Bewegung ist auch in eine Nebenfront geraten. Im weiteren Verdächtigenkreis hat früher auch das Heeres-Abwehramt ermittelt. Diese Akten waren aber angeblich verschollen. Nachdem Verteidigungsminister Norbert Darabos in einer parlamentarischen Anfrage erklärte, dass die Akten doch noch vorhanden seien, wurden sie nun vom Innenministerium offiziell angefordert.

Hatte Wolfgang Priklopil doch Komplizen? Diese und einige andere Fragen konnten weder die Behörden noch ein parlamentarischer Untersuchungsausschuss zweifelsfrei klären. Daher gab der parlamentarische Untersuchungsausschuss die Empfehlung ab, den Fall mithilfe ausländischer Experten zu evaluieren.

Im Innenministerium wurde ein 14-köpfiges Evaluierungsteam eingerichtet. Es besteht aus Beamten von Polizei und Justiz, die vorher mit dem Fall nichts zu tun hatten. Dazu gehören aber auch „Cold-Case“-Spezialisten des FBI und des deutschen BKA. Als Arbeitsgrundlage wurden in einem Hochsicherheitstrakt die 270.000 Seiten umfassende Kampusch-Akte eingelagert. Es handelt sich um die Erhebungsakte der Polizeibehörden und alle Gerichtsakten. Dazu gehören auch private Verfahren. Sie werden nun abgearbeitet.

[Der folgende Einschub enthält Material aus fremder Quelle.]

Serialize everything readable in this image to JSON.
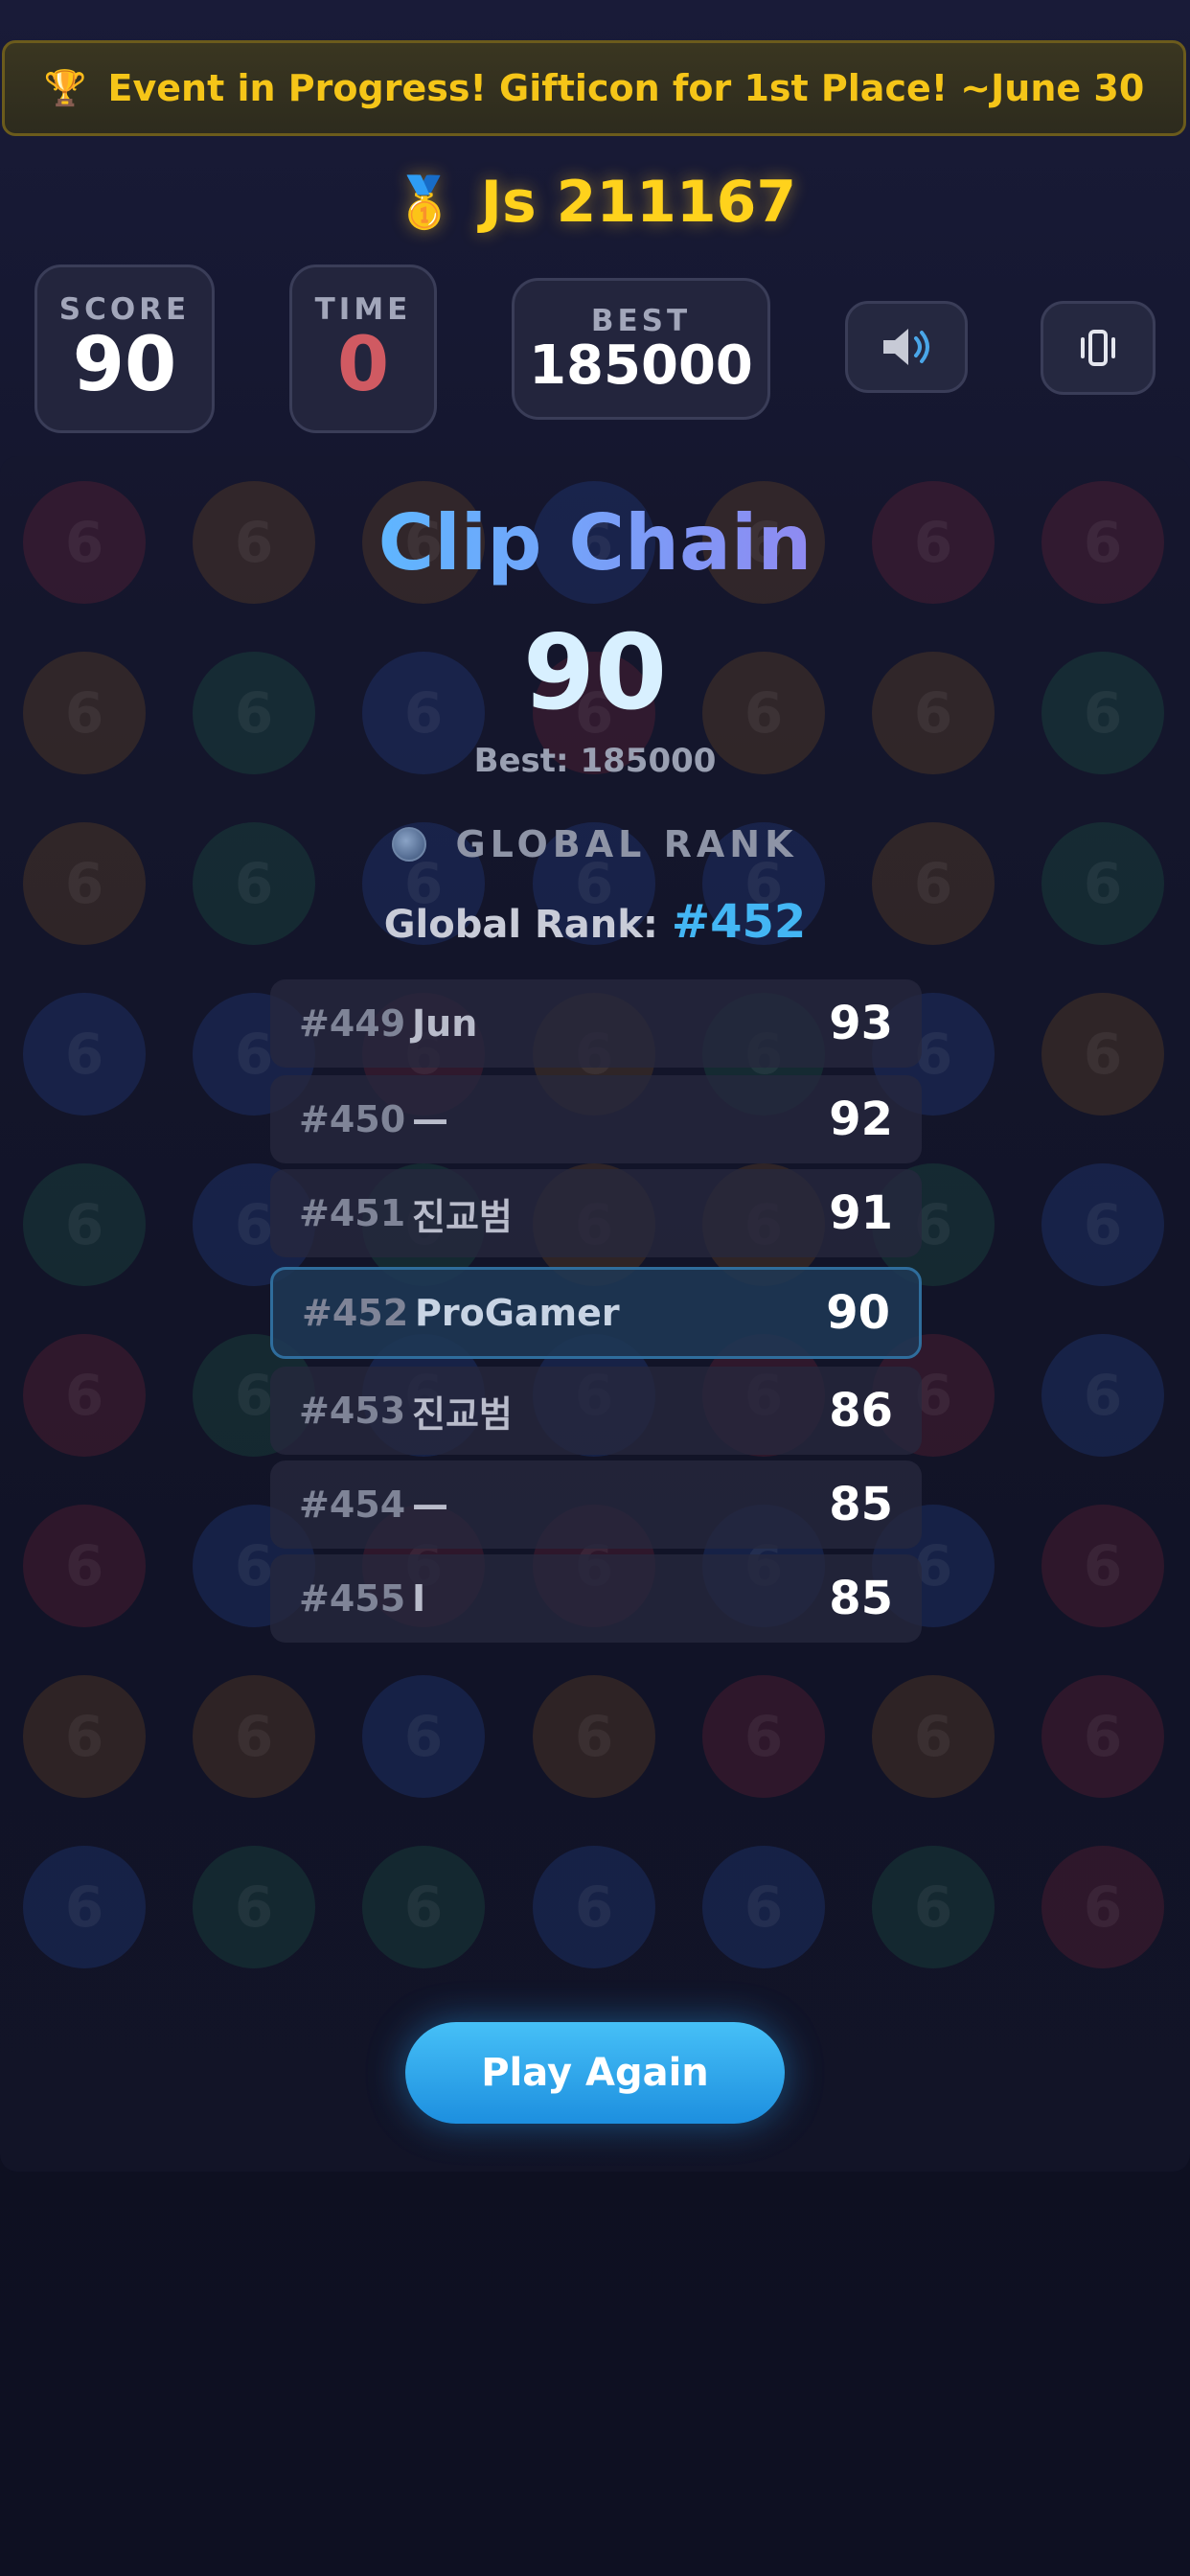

Das erklärt auch das erhöhte Interesse des Innenministeriums an den Unterlagen des Karl Kröll. Denn das Ziel der Evaluierungskommission ist es, endgültige Klarheit über die Hintergründe der Entführung und mögliche Fehler im Fahndungssystem zu schaffen. Stellt sich dann heraus, dass es irgendwo noch versteckte Unterlagen gibt, könnte die Diskussion nachher neuerlich wieder aufflammen.